The baths, which range from the grungy to the scrupulously clean and stylishly decorated, have small private rooms, saunas, steam rooms and common areas that can be quite elaborate. At the upscale Hollywood Spa on Ivar Avenue, towel-wrapped patrons can look each other over while working out on gym equipment or sipping freshly squeezed orange juice from the cafe. Vintage Hollywood posters cover the walls, strobe lights flicker, and DJs spin the latest club music.

In sex clubs, the decor leans to basic warehouse: Large rooms sometimes so dark patrons can't see their hands. There may be couches, mazes and cubicles with swinging doors. But the clubs do not offer the privacy of the baths, and patrons keep their clothes on.

The clubs have proven popular and profitable. They charge a membership fee, usually in the $10 to $15 range, plus admission fees of $3 to $8 a visit.

*

On weekend nights there are lines of men waiting to get into the two-story Zone on North Sycamore Avenue in Hollywood. Owner Peter Deep says he has 30,000 names on his list of current and recent members.

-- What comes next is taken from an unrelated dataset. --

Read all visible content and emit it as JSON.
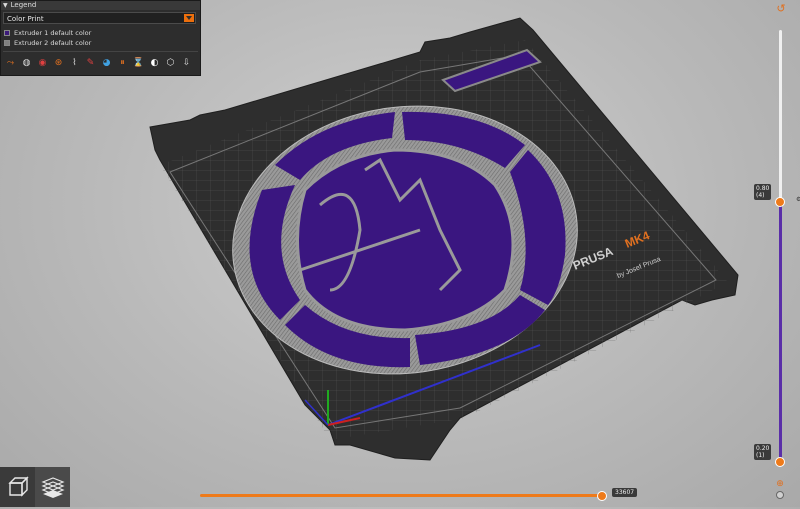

"My experience with men is men will not stop having sex. And we provide a safe place," said Deep, who opened the club in 1991.

Unlike many of its competitors, the Zone is legal. Deep applied for a zoning variance, which he needed because he was near a residential area, and got it--no doubt because the club is immediately surrounded by light industry.

He says he spent $100,000 meeting building codes and works hard to be a good neighbor, cleaning up the street, hiring security and providing valet parking for his customers. He has little sympathy for the underground owners. How can they complain of harassment, he wonders, when they knew all along what the zoning restrictions were?